Tuesday, September 3, 2013

Chemical Weapons give New Thriller Immediacy

The history of my new thriller involving the theft of Soviet Army nerve gas has an interesting twist. It was written back in the early nineties and accepted by a large New York agency that let it sit on the shelf for a couple of years. Why? I have no clue. After changes in the agency's management, the book was submitted to editors. I only saw one rejection letter, which came from Tor-Forge. The editor liked the book but said it was "dated." The irony is that his comments came about the time of the sarin gas attack on a Tokyo subway in May of 1995. If the manuscript had been sold in the first year the agency accepted it, the book would have been published about the time of the sarin attack.

Fast forward eighteen years. After languishing on my office floor for eons, I re-edited and revised the manuscripts of my Post Cold War Political Thriller Trilogy. Night Shadows Press published the first two as ebooks, then paperbacks. The third, Overture to Disaster (click to view), has just been released for the Kindle. It appears in the midst of the widespread news coverage of a sarin gas attack on civilians in Syria. A different twist on history repeating itself.

The "political" slant of the book came from my reading of Gary Allen and Larry Abraham, whose conspiracy theories dwelt on the New World Order. I created the Foreign Affairs Roundtable (FAR) and Council of Lyon to mirror the organizations Allen and Abraham accused of being shadow groups behind efforts to create a New World Order.

Their writing claimed that international bankers helped finance the Bolshevik Revolution and the Soviet Union over the years. I quote the FAR president as sharing their view that there was never any credible threat of a Soviet military strike against the West. He insisted "The top communists were not about to bite off the handouts that were feeding them. Gorbachev, good soldier that he was, had fought to the end to preserve the status quo. His big problem lay in his outmoded economy that was sinking of its own dead weight. He had just about worked out a method of holding the union together when that group of dull-witted underlings had staged their amateur coup."

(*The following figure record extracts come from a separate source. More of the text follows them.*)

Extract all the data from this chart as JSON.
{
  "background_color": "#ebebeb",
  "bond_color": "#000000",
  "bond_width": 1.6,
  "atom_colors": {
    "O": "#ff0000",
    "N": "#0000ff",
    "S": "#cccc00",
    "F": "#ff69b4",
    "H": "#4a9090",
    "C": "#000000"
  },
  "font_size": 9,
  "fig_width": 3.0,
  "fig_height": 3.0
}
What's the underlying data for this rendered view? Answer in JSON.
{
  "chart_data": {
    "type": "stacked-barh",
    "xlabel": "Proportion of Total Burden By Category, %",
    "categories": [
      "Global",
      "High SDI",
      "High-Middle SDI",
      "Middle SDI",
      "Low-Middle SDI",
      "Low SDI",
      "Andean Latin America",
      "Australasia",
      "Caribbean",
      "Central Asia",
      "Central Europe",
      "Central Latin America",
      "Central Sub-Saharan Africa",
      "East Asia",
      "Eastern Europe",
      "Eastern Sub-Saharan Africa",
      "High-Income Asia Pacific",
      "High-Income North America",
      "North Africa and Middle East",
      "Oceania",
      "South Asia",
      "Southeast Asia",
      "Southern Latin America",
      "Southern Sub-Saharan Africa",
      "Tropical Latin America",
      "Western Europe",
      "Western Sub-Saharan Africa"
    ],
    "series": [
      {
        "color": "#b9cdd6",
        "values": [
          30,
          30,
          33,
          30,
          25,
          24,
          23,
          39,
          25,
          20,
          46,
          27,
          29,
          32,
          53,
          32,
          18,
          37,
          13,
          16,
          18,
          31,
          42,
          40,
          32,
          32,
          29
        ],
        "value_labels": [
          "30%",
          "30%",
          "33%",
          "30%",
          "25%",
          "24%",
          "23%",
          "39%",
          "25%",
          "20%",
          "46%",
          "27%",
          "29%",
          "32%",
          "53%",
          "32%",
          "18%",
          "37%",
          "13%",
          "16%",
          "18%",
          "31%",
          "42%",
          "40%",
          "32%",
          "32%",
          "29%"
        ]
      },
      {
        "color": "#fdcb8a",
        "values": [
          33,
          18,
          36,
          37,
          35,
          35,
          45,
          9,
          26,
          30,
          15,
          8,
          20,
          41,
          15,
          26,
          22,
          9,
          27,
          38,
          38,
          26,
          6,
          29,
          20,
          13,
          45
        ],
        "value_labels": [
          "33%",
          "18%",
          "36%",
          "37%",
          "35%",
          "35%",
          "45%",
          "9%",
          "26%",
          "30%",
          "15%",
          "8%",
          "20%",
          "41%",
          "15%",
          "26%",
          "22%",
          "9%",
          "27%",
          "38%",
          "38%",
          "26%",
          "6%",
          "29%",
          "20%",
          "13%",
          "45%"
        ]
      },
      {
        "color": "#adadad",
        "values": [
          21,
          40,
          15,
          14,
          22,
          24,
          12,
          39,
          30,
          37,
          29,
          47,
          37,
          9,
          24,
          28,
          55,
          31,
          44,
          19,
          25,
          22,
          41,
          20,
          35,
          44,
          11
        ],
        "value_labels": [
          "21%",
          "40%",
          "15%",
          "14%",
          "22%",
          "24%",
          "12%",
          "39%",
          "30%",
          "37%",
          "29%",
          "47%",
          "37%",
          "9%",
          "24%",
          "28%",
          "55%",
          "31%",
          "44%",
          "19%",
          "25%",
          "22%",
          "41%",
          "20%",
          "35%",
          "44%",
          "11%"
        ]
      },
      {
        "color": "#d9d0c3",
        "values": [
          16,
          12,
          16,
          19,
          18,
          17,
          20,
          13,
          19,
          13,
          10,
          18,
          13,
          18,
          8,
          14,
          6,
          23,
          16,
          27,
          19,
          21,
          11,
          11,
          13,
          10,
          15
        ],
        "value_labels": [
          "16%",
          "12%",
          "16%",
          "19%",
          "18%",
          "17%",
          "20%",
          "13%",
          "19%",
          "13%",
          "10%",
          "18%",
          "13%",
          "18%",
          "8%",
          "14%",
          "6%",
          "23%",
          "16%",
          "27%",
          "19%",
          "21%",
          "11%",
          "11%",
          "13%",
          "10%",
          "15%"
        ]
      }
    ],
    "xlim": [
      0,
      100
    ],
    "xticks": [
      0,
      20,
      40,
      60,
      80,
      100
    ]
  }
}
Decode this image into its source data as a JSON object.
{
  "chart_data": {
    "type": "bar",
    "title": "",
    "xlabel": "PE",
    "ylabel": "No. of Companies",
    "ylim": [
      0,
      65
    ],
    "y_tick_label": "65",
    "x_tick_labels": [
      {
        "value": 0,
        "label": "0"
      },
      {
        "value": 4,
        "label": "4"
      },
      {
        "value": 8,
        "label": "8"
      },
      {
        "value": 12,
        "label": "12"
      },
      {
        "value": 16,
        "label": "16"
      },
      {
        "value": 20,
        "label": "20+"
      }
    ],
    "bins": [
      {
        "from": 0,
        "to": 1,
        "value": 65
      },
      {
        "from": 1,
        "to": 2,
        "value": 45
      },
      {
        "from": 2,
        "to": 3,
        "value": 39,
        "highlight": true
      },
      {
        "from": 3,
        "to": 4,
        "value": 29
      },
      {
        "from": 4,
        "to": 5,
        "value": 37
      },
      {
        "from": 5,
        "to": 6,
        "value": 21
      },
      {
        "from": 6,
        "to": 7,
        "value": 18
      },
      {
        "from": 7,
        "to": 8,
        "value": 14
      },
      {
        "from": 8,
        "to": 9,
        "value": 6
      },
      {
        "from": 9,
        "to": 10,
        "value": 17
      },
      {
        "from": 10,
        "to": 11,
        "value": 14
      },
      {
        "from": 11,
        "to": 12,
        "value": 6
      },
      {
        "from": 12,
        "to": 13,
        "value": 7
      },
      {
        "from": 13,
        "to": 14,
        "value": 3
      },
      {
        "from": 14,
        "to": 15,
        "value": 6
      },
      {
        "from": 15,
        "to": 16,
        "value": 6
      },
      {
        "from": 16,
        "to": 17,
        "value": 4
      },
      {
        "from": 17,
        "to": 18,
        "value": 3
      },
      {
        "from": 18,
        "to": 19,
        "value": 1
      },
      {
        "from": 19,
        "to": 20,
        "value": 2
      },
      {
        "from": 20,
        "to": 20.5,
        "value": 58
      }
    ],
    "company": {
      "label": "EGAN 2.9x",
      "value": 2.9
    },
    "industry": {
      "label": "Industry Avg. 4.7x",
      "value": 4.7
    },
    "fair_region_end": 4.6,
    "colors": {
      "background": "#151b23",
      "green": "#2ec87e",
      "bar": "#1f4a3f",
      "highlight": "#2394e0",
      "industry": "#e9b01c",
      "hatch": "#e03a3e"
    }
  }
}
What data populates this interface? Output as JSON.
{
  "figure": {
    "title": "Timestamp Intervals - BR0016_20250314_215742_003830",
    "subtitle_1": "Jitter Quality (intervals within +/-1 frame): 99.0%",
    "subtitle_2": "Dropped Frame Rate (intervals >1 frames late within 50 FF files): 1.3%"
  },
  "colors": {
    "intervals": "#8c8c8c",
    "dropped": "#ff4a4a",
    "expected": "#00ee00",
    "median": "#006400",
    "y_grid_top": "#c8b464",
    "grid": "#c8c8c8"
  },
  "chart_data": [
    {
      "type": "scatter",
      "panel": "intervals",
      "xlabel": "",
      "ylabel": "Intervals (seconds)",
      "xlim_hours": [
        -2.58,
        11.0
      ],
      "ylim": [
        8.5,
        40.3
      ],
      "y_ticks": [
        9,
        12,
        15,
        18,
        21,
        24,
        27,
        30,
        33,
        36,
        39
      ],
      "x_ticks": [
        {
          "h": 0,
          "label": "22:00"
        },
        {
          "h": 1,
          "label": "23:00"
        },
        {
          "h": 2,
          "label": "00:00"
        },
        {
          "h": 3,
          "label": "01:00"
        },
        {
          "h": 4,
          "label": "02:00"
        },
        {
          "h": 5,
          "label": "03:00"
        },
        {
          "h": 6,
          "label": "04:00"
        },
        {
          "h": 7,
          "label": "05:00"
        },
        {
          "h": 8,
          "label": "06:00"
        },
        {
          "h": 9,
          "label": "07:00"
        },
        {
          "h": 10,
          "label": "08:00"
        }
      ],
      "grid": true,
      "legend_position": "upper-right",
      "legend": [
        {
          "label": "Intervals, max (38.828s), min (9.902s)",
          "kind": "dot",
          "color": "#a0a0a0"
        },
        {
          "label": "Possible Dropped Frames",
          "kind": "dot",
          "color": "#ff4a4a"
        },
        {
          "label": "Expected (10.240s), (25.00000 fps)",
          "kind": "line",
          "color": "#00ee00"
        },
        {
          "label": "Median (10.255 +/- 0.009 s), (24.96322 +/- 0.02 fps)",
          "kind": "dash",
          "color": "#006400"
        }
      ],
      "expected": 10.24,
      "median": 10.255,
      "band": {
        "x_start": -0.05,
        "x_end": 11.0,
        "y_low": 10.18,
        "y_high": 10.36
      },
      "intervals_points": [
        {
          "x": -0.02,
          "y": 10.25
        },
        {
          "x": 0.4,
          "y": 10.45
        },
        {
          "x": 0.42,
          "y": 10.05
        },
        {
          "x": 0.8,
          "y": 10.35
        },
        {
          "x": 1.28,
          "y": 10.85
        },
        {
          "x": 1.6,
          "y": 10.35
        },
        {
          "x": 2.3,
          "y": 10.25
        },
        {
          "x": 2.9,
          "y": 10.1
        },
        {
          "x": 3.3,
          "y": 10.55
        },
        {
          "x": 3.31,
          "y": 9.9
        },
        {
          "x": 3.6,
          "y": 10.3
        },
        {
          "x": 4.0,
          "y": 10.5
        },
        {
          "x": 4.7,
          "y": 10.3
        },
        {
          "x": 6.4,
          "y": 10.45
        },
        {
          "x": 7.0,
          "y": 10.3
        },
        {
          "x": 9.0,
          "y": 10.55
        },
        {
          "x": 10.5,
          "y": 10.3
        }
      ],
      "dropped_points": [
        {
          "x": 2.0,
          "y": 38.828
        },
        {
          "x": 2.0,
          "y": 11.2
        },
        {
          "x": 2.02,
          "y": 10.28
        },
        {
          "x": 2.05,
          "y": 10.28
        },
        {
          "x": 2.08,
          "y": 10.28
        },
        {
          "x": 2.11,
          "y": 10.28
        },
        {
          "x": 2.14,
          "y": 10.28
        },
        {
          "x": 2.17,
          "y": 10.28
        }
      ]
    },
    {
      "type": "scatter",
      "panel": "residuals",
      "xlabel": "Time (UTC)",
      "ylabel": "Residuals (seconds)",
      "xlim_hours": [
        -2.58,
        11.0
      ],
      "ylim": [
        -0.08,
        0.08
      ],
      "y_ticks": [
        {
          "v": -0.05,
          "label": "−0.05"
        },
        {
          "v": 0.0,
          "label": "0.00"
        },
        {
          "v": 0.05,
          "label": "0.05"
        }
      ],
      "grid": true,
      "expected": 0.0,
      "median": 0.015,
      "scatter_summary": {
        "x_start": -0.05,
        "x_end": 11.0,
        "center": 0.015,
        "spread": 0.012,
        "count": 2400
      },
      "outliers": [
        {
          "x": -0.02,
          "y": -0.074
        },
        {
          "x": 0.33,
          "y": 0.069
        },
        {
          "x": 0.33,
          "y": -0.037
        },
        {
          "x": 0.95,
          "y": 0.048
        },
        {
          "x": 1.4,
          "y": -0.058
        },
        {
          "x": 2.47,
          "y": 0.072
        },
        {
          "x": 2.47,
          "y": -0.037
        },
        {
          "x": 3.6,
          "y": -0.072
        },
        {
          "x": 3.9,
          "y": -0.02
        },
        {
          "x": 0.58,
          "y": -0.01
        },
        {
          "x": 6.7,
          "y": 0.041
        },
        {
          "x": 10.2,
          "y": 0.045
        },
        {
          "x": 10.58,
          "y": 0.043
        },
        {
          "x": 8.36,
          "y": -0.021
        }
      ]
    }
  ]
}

This led the FAR to support a dissident group of hardliners with plans to reorganize the former Soviet republics into a new socialist government the one worlders could more easily deal with. What they didn't realize was the depths to which the plotters would go to keep the U.S. President out of the picture. The three principal characters in Overture to Disaster find themselves the only hope of thwarting the use of nerve agents against a large crowd.

Read more on my website.

2 comments:

Jean Henry Mead said...

The book sounds fascinating, Chester, and certainly contemporary. I look forward to reading it.

Chester Campbell said...

Thanks, Jean, it was fun to write, and I learned a lot in the process.